Please also comment on the plan, which seems to be based upon wild estimates.
PostgreSQL has a command, VACUUM ANALYZE, that can be run to clean up a database, and optionally analyze it, which should give the query planner more information about things like the number of rows to expect.
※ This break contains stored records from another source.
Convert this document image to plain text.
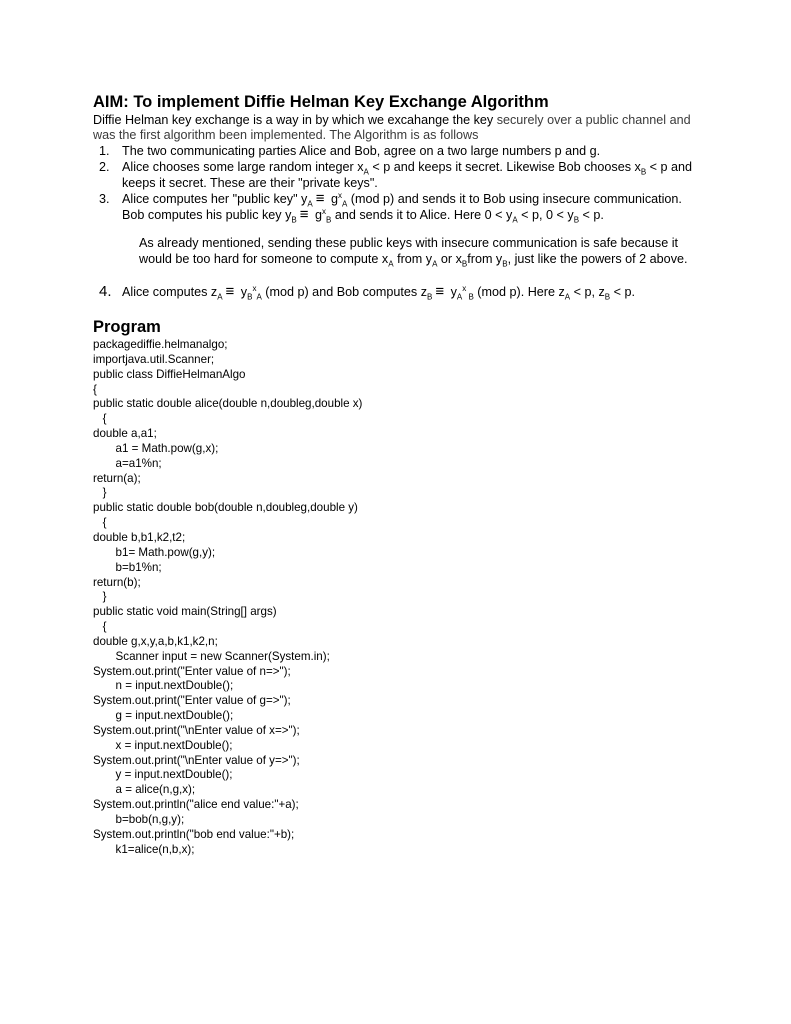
AIM: To implement Diffie Helman Key Exchange Algorithm

Diffie Helman key exchange is a way in by which we excahange the key securely over a public channel and was the first algorithm been implemented. The Algorithm is as follows

1. The two communicating parties Alice and Bob, agree on a two large numbers p and g.
2. Alice chooses some large random integer $x_A < p$ and keeps it secret. Likewise Bob chooses $x_B < p$ and keeps it secret. These are their "private keys".
3. Alice computes her "public key" $y_A \equiv g^x_A$ (mod p) and sends it to Bob using insecure communication. Bob computes his public key $y_B \equiv g^x_B$ and sends it to Alice. Here $0 < y_A < p$, $0 < y_B < p$.

As already mentioned, sending these public keys with insecure communication is safe because it would be too hard for someone to compute $x_A$ from $y_A$ or $x_Bfrom$ $y_B$, just like the powers of 2 above.

4. Alice computes $z_A \equiv y_B^x_A$ (mod p) and Bob computes $z_B \equiv y_A^x$ $_B$ (mod p). Here $z_A < p$, $z_B < p$.
Program
packagediffie.helmanalgo;
importjava.util.Scanner;
public class DiffieHelmanAlgo
{
public static double alice(double n,doubleg,double x)
{
double a,a1;
a1 = Math.pow(g,x);
a=a1%n;
return(a);
}
public static double bob(double n,doubleg,double y)
{
double b,b1,k2,t2;
b1= Math.pow(g,y);
b=b1%n;
return(b);
}
public static void main(String[] args)
{
double g,x,y,a,b,k1,k2,n;
Scanner input = new Scanner(System.in);
System.out.print("Enter value of n=>");
n = input.nextDouble();
System.out.print("Enter value of g=>");
g = input.nextDouble();
System.out.print("\nEnter value of x=>");
x = input.nextDouble();
System.out.print("\nEnter value of y=>");
y = input.nextDouble();
a = alice(n,g,x);
System.out.println("alice end value:"+a);
b=bob(n,g,y);
System.out.println("bob end value:"+b);
k1=alice(n,b,x);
After running this command, here are the two new plans: (If the tree remains the same for each query, you can just say so, but if it changes, draw the new one.)

ships=# vacuum analyze;
VACUUM
ships=# explain select a.ship, a.battle, b.battle
from outcomes a, outcomes b
where a.ship=b.ship
  and a.battle < b.battle
;
                               QUERY PLAN                               
------------------------------------------------------------------------
 Hash Join  (cost=1.54..3.30 rows=11 width=48)
   Hash Cond: (a.ship = b.ship)
   Join Filter: (a.battle < b.battle)
   ->  Seq Scan on outcomes a  (cost=0.00..1.24 rows=24 width=32)
   ->  Hash  (cost=1.24..1.24 rows=24 width=32)
         ->  Seq Scan on outcomes b  (cost=0.00..1.24 rows=24 width=32)
(6 rows)

ships=# explain select a.ship, a.battle, b.battle
from ob a, ob b
where a.ship=b.ship
  and a.battle < b.battle
;
                                    QUERY PLAN                                  
  
--------------------------------------------------------------------------------
--
 Hash Join  (cost=3.76..5.77 rows=8 width=48)
   Hash Cond: (public.outcomes.battle = public.battles.name)
   ->  Hash Join  (cost=2.65..4.54 rows=9 width=48)
         Hash Cond: (public.outcomes.battle = public.battles.name)
         ->  Hash Join  (cost=1.54..3.30 rows=11 width=48)
               Hash Cond: (public.outcomes.ship = public.outcomes.ship)
               Join Filter: (public.outcomes.battle < public.outcomes.battle)
               ->  Seq Scan on outcomes  (cost=0.00..1.24 rows=24 width=32)
               ->  Hash  (cost=1.24..1.24 rows=24 width=32)
                     ->  Seq Scan on outcomes  (cost=0.00..1.24 rows=24 width=32
)
         ->  Hash  (cost=1.05..1.05 rows=5 width=16)
               ->  Seq Scan on battles  (cost=0.00..1.05 rows=5 width=16)
   ->  Hash  (cost=1.05..1.05 rows=5 width=16)
         ->  Seq Scan on battles  (cost=0.00..1.05 rows=5 width=16)
(14 rows)

Join or subquery? -- Timetable database.

Four done, four more to go. For the next two, you are more on your own. Do the EXPAIN in a terminal yourself, and interpret as before.

select students.* from        
students natural join enroll
where course='CSC101A01';

select * from        
students where linux in (select linux from  enroll
where course='CSC101A01');

Your own database

Finally, explain, and comment on the plan, for two queries you use in your own database. If you have a view defined involving a join, that would be a good one to do.